I’ve suffered from clinical depression ever since I can remember and there were times when things were extra challenging but there was nobody to talk to. I remember calling Dial-A-Friend but it was very late at night and nobody was answering. I also called another hotline which redirected me to a number in Korea and the girl who answered couldn’t understand what I was saying. It was surreal. Actually the whole experience was surreal and that’s how it always is when I’m in one of my depressive episodes.
When I found out from my Plurk pals that there’s now a 24-hour depression and suicide prevention hotline in the country, I felt relieved because help is finally a phone call away. I noticed a spike in suicide attempts and deaths in the Philippines recently and I feel that they could have been prevented. The hotline is 804-4673.

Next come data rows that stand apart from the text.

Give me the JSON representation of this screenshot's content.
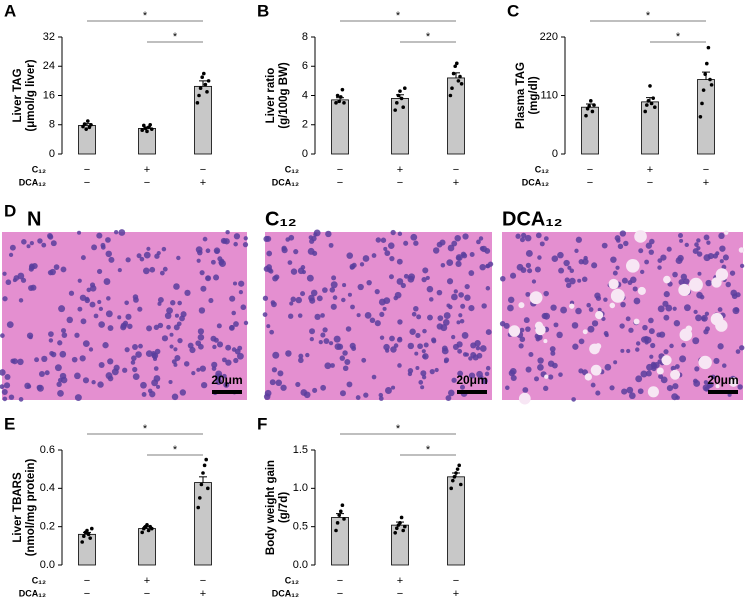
{
  "chart_data": [
    {
      "type": "bar",
      "panel": "A",
      "ylabel": [
        "Liver TAG",
        "(μmol/g liver)"
      ],
      "ylim": [
        0,
        32
      ],
      "yticks": [
        0,
        8,
        16,
        24,
        32
      ],
      "values": [
        7.8,
        7.0,
        18.5
      ],
      "errors": [
        0.5,
        0.4,
        1.5
      ],
      "color": "#c8c8c8",
      "points": [
        [
          7.5,
          8.2,
          6.8,
          9.0,
          7.3,
          8.0
        ],
        [
          6.5,
          7.8,
          7.0,
          6.2,
          7.3,
          8.0,
          6.8
        ],
        [
          14,
          16,
          18,
          21,
          22,
          19,
          17,
          20
        ]
      ],
      "significance": [
        {
          "label": "*",
          "pair": [
            0,
            2
          ]
        },
        {
          "label": "*",
          "pair": [
            1,
            2
          ]
        }
      ],
      "treatments": [
        {
          "name": "C₁₂",
          "marks": [
            "−",
            "+",
            "−"
          ]
        },
        {
          "name": "DCA₁₂",
          "marks": [
            "−",
            "−",
            "+"
          ]
        }
      ]
    },
    {
      "type": "bar",
      "panel": "B",
      "ylabel": [
        "Liver ratio",
        "(g/100g BW)"
      ],
      "ylim": [
        0,
        8
      ],
      "yticks": [
        0,
        2,
        4,
        6,
        8
      ],
      "values": [
        3.7,
        3.8,
        5.2
      ],
      "errors": [
        0.15,
        0.25,
        0.35
      ],
      "color": "#c8c8c8",
      "points": [
        [
          3.5,
          4.0,
          3.6,
          3.9,
          4.4,
          3.5
        ],
        [
          3.0,
          3.5,
          4.0,
          4.3,
          3.8,
          3.2,
          4.5
        ],
        [
          4.0,
          4.5,
          5.5,
          6.0,
          6.2,
          5.0,
          5.3,
          4.8
        ]
      ],
      "significance": [
        {
          "label": "*",
          "pair": [
            0,
            2
          ]
        },
        {
          "label": "*",
          "pair": [
            1,
            2
          ]
        }
      ],
      "treatments": [
        {
          "name": "C₁₂",
          "marks": [
            "−",
            "+",
            "−"
          ]
        },
        {
          "name": "DCA₁₂",
          "marks": [
            "−",
            "−",
            "+"
          ]
        }
      ]
    },
    {
      "type": "bar",
      "panel": "C",
      "ylabel": [
        "Plasma TAG",
        "(mg/dl)"
      ],
      "ylim": [
        0,
        220
      ],
      "yticks": [
        0,
        110,
        220
      ],
      "values": [
        88,
        98,
        140
      ],
      "errors": [
        6,
        8,
        14
      ],
      "color": "#c8c8c8",
      "points": [
        [
          72,
          85,
          90,
          100,
          80,
          92
        ],
        [
          80,
          92,
          100,
          128,
          95,
          105,
          88
        ],
        [
          70,
          95,
          120,
          150,
          170,
          200,
          140,
          130
        ]
      ],
      "significance": [
        {
          "label": "*",
          "pair": [
            0,
            2
          ]
        },
        {
          "label": "*",
          "pair": [
            1,
            2
          ]
        }
      ],
      "treatments": [
        {
          "name": "C₁₂",
          "marks": [
            "−",
            "+",
            "−"
          ]
        },
        {
          "name": "DCA₁₂",
          "marks": [
            "−",
            "−",
            "+"
          ]
        }
      ]
    },
    {
      "type": "bar",
      "panel": "E",
      "ylabel": [
        "Liver TBARS",
        "(nmol/mg protein)"
      ],
      "ylim": [
        0,
        0.6
      ],
      "yticks": [
        {
          "value": 0,
          "label": "0.0"
        },
        0.2,
        0.4,
        0.6
      ],
      "values": [
        0.16,
        0.19,
        0.43
      ],
      "errors": [
        0.01,
        0.01,
        0.03
      ],
      "color": "#c8c8c8",
      "points": [
        [
          0.12,
          0.15,
          0.17,
          0.18,
          0.16,
          0.14,
          0.19
        ],
        [
          0.17,
          0.19,
          0.2,
          0.21,
          0.18,
          0.2,
          0.19
        ],
        [
          0.3,
          0.35,
          0.42,
          0.48,
          0.52,
          0.55,
          0.4
        ]
      ],
      "significance": [
        {
          "label": "*",
          "pair": [
            0,
            2
          ]
        },
        {
          "label": "*",
          "pair": [
            1,
            2
          ]
        }
      ],
      "treatments": [
        {
          "name": "C₁₂",
          "marks": [
            "−",
            "+",
            "−"
          ]
        },
        {
          "name": "DCA₁₂",
          "marks": [
            "−",
            "−",
            "+"
          ]
        }
      ]
    },
    {
      "type": "bar",
      "panel": "F",
      "ylabel": [
        "Body weight gain",
        "(g/7d)"
      ],
      "ylim": [
        0,
        1.5
      ],
      "yticks": [
        {
          "value": 0,
          "label": "0.0"
        },
        0.5,
        {
          "value": 1,
          "label": "1.0"
        },
        1.5
      ],
      "values": [
        0.62,
        0.52,
        1.15
      ],
      "errors": [
        0.05,
        0.04,
        0.05
      ],
      "color": "#c8c8c8",
      "points": [
        [
          0.45,
          0.55,
          0.65,
          0.7,
          0.78,
          0.6
        ],
        [
          0.42,
          0.48,
          0.52,
          0.55,
          0.62,
          0.45,
          0.5
        ],
        [
          1.0,
          1.1,
          1.15,
          1.2,
          1.25,
          1.3,
          1.05
        ]
      ],
      "significance": [
        {
          "label": "*",
          "pair": [
            0,
            2
          ]
        },
        {
          "label": "*",
          "pair": [
            1,
            2
          ]
        }
      ],
      "treatments": [
        {
          "name": "C₁₂",
          "marks": [
            "−",
            "+",
            "−"
          ]
        },
        {
          "name": "DCA₁₂",
          "marks": [
            "−",
            "−",
            "+"
          ]
        }
      ]
    }
  ],
  "histology": {
    "panel": "D",
    "images": [
      {
        "label": "N",
        "scale": "20μm"
      },
      {
        "label": "C₁₂",
        "scale": "20μm"
      },
      {
        "label": "DCA₁₂",
        "scale": "20μm"
      }
    ]
  }
}
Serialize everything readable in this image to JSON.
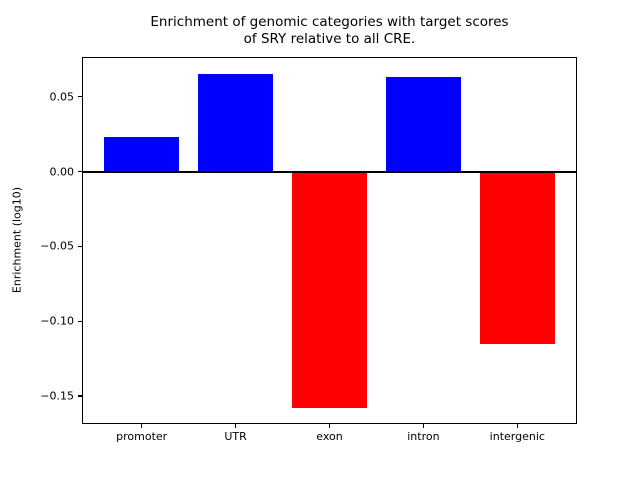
{
  "chart_data": {
    "type": "bar",
    "title": "Enrichment of genomic categories with target scores\nof SRY relative to all CRE.",
    "title_lines": [
      "Enrichment of genomic categories with target scores",
      "of SRY relative to all CRE."
    ],
    "categories": [
      "promoter",
      "UTR",
      "exon",
      "intron",
      "intergenic"
    ],
    "values": [
      0.023,
      0.065,
      -0.158,
      0.063,
      -0.115
    ],
    "bar_colors": [
      "#0000ff",
      "#0000ff",
      "#ff0000",
      "#0000ff",
      "#ff0000"
    ],
    "positive_color": "#0000ff",
    "negative_color": "#ff0000",
    "xlabel": "",
    "ylabel": "Enrichment (log10)",
    "ylim": [
      -0.168,
      0.076
    ],
    "xlim": [
      -0.625,
      4.625
    ],
    "bar_width": 0.8,
    "yticks": [
      {
        "value": 0.05,
        "label": "0.05"
      },
      {
        "value": 0.0,
        "label": "0.00"
      },
      {
        "value": -0.05,
        "label": "−0.05"
      },
      {
        "value": -0.1,
        "label": "−0.10"
      },
      {
        "value": -0.15,
        "label": "−0.15"
      }
    ],
    "zero_line": {
      "value": 0,
      "color": "#000000",
      "width": 2
    },
    "grid": false,
    "legend": null,
    "frame_color": "#000000",
    "background": "#ffffff"
  }
}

Clinical depression goes by many names — depression, “the blues,” biological depression, major depression. But it all refers to the same thing: feeling sad and depressed for weeks or months on end (not just a passing blue mood), accompanied by feelings of hopelessness, lack of energy, and taking little or no pleasure in things that gave you joy in the past. A person who’s depressed just “can’t get moving” and feels completely unmotivated to do just about anything. Even simple things — like getting dressed in the morning or eating — become large obstacles.
Source: Psych Central
Depression and other mental illnesses are considered a social stigma in the Philippines. Usually it’s a hush hush topic and sufferers often keep the illness to themselves for fear of being shunned by friends and family. Clearly there is a lack of correct information and education on mental health here. Even if a sufferer chooses to seek treatment, it can be very costly. An hour of psychiatric session alone can cost from P1,000 to P2,000 plus the expensive medication. Sure, there is the Philippine Mental Institute but the cases they accommodate there are extreme mental illnesses and as far as I know the staff can hardly keep up with the number of cases they have to look after. The free hotline is a huge step in depression and suicide awareness in the Philippines and I hope more people will accept that it is an illness and treat those who suffer appropriately.
To know more about the suicide and depression hotline, visit http://ngf-hope.org/
FYI, I’m pro-choice when it comes to choosing how and when to die (Read my entry about it here) but when suicide is your call for help, then the hotline is crucial.